Beinahe 70 Jahre muss ich alt werden, um aus der Zeitung zu erfahren, dass die Wehrmacht Leningrad ausgehungert hat.
Dabei habe ich mich ein Leben lang in allen verfügbaren Medien über die Verbrechen Hitler - Deutschlands informiert.
Ich habe das Abitur, habe studiert, habe jeden Tag meines Lebens wenigstens eine Zeitung gelesen, habe täglich Nachrichten gehört oder gesehen - nichts.
So bleibt mir Scham.
Ich schäme mich für die Lehrpläne an den Schulen und Gymnasien, für die Rundfunk- und Fernsehsender, für alle die schweigenden Politiker der letzten 70 Jahre, für die Zeitungen, für die Historiker, für das deutsche Volk.
Ich schäme mich, dass ich nun den unglaublichen Satz schreiben muss, dass der Holocaust, die Gaskammer, das Erschießen und Erhängen, von dem ich bisher glaubte es wäre das Niederste was Menschen anderen antun können, von Leningrad übertroffen wird.
Millionen Menschen nicht nur töten, nein, sie jahrelang zu Tode zu hungern, ist grässlicher als Gaskammer.
Dies dann aber 70 Jahre lang gezielt auf unterster Flamme zu kochen - Die deutsche Sprache hat kein Wort das meinen Abscheu, meinen Ekel beschreibt.
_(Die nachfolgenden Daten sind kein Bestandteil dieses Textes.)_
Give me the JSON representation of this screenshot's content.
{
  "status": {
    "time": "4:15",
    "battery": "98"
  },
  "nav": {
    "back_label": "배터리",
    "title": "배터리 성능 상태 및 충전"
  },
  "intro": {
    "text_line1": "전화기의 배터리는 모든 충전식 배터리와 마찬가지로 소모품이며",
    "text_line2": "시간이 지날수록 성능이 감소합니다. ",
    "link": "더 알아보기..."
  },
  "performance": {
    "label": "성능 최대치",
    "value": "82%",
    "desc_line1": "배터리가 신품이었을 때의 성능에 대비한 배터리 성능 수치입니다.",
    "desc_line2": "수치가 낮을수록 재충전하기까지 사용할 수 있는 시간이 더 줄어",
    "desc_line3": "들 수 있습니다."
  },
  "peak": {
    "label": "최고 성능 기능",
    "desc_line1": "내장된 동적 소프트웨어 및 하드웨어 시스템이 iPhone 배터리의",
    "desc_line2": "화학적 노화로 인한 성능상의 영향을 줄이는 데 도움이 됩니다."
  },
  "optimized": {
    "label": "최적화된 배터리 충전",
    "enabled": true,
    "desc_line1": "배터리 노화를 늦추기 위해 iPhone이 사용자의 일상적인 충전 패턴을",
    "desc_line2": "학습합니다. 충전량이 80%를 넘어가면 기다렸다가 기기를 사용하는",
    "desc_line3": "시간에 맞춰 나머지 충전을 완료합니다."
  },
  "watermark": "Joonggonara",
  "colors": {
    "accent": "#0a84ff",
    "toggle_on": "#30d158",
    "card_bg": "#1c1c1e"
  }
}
Ich erwarte vom deutschen Parlament, dass es sich zu einer Trauersitzung in St. Petersburg, dem ehemaligen Leningrad versammelt. Dass Gauck sich für uns niederkniet und solange knien bleibt, bis er vor Hunger nicht mehr kann. Statt gesalbte Reden zu halten. Und dass sie dann zurückkommen und sich bei uns, dem deutschen Volk entschuldigen. Dafür, dass sie uns 70 Jahre blöd gehalten haben.